Samuel Scheidt an Rektor Christian Gueinzius - III - vom
2. April 1630 (Auszug)
1. Es hat der Herr Rector gestern mir durch den Herrn Cantor
Matthias sagen lassen, daß ihm führneme Leute berichtet,
weil ich itso die Osterfeiertag keine musicam angestellet, were
der Herr Rector schuldig daran, weil er die Schüler mir
nicht wollte folgen lassen, wenn ich sie begerete.
2. Were dem Herrn Rector die Cantorei befohlen und nicht mir,
ich müßte ihn ernstlich ansprechen, wenn was musicieren
wollte. Alsdann weren sie schuldig mir zu pariren, sonsten
garth nicht. Denn sie nicht der Music halber nach Hall kömmen,
sondern etwas zu studieren und lernen, denn bei mir würden
sie wenig lernen.
Darauf frage ich den Herrn Rector: Wenn ein armer Schüler
nach Halla kommet und etwas studirn und lernen will, ist es billich
und recht, sich bei ihm anzugeben.
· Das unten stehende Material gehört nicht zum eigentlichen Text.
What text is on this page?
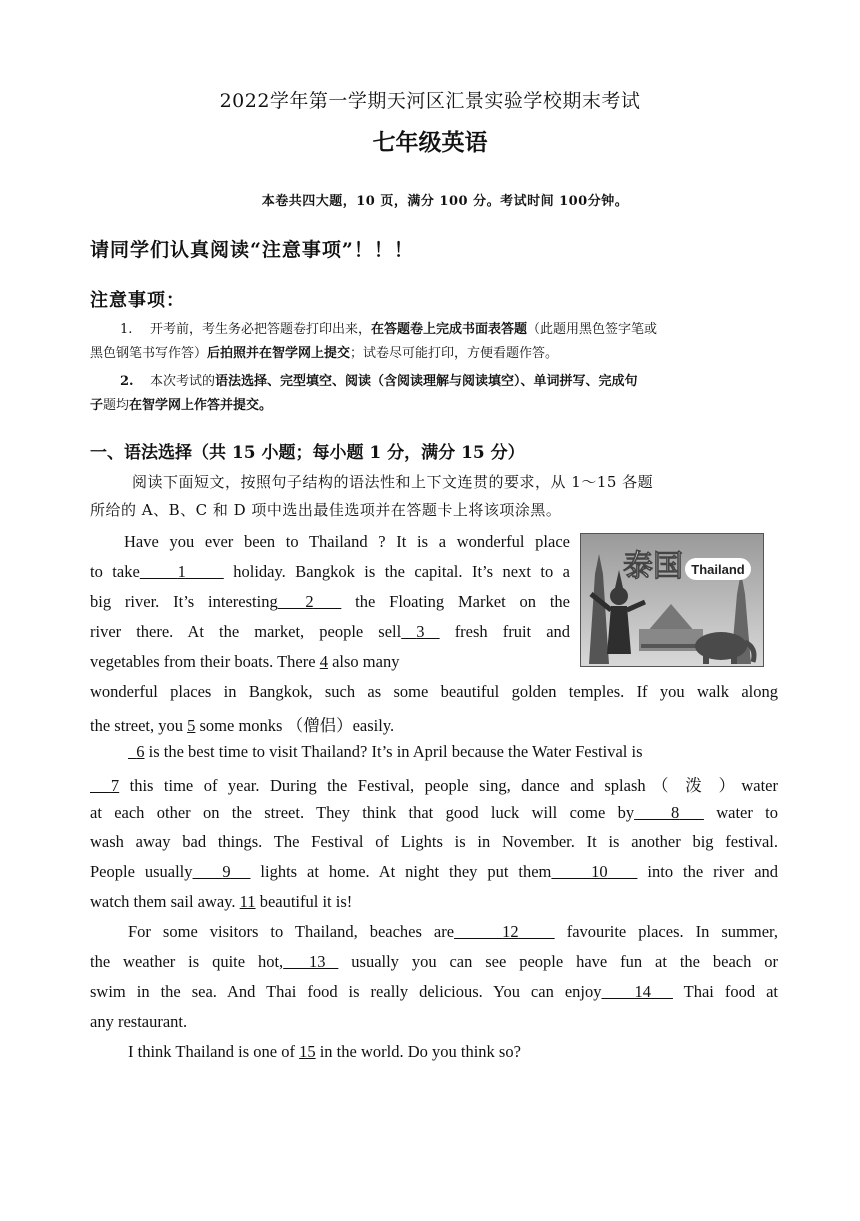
2022学年第一学期天河区汇景实验学校期末考试
七年级英语
本卷共四大题，10 页，满分 100 分。考试时间 100分钟。
请同学们认真阅读“注意事项”！！！
注意事项：
1. 开考前，考生务必把答题卷打印出来，在答题卷上完成书面表答题（此题用黑色签字笔或
黑色钢笔书写作答）后拍照并在智学网上提交；试卷尽可能打印，方便看题作答。
2. 本次考试的语法选择、完型填空、阅读（含阅读理解与阅读填空）、单词拼写、完成句
子题均在智学网上作答并提交。
一、语法选择（共 15 小题；每小题 1 分，满分 15 分）
阅读下面短文，按照句子结构的语法性和上下文连贯的要求，从 1～15 各题
所给的 A、B、C 和 D 项中选出最佳选项并在答题卡上将该项涂黑。
泰国 Thailand
Have you ever been to Thailand ? It is a wonderful place
to take 1     holiday. Bangkok is the capital. It’s next to a
big river. It’s interesting 2   the Floating Market on the
river there. At the market, people sell 3  fresh fruit and
vegetables from their boats. There 4 also many
wonderful places in Bangkok, such as some beautiful golden temples. If you walk along
the street, you 5 some monks （僧侣）easily.
6 is the best time to visit Thailand? It’s in April because the Water Festival is
7 this time of year. During the Festival, people sing, dance and splash（ 泼 ）water
at each other on the street. They think that good luck will come by 8   water to
wash away bad things. The Festival of Lights is in November. It is another big festival.
People usually 9   lights at home. At night they put them 10    into the river and
watch them sail away. 11 beautiful it is!
For some visitors to Thailand, beaches are	12    favourite places. In summer,
the weather is quite hot, 13  usually you can see people have fun at the beach or
swim in the sea. And Thai food is really delicious. You can enjoy 14   Thai food at
any restaurant.
I think Thailand is one of 15 in the world. Do you think so?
Wenn aber einer in
die Cantorei will, und diese Partecken und Almosen für die
Türen bei den Leuten sammeln, so muß er sich bei dem
Director der Musik angeben, auf daß derselbe höre
und ihn
examinire, was er singen kann, ob er perfect oder unperfect ist,
ob er auch eine gute reine Stimme habe und nicht wie itso in
der Cantorei, welche Ochsen-, Schaaf-, und
Kälberplökende Stimmen, auch Pflaumen in den Mäulern
haben, daß man weder Wort noch Weise verstehen, ja noch
darzu unterziehen, daß man alsbald die Ohren zustopfen
und aus
der Kirchen lauffen. Wenn denn der Director befindet, daß
er dügtig, denselben in die Cantorei nehme, und nicht der
Rector, denn er die Music nicht verrichtet. Und wenn der Director
einen Saalbader einleget, nicht der Rector den Spott darvon hat,
sondern der das Directorium der Music hat; ... Daß sie
auch von mir nichts lernen können, kein paar lateinische
Wort,
gleube ich auch wohl; aber das können sie lernen, daß
sie reine lernen singen ihre Semitonia und ihre Intervallen,
allerlei Manier von der 6 Major und Minor, und Quinta Major und
Minor etc. zu unterscheiden, welche mir der vorige praefectus
Tittel und großen Dank gewußt ... Es wird uns die
Obrigkeit wohl scheiden! Ehe ich diese Schande und Spott haben
wollte, daß er das Commendat haben sollte, wollte ich lieber
ein Schinder oder Büttel sein. Denn mein ehrlicher Nam mir
lieber ist als Silber und Gold, und will meinen Kindern
solchen Namen nicht lassen, daß mir ein Rector Scholae
commendiret habe! Vale.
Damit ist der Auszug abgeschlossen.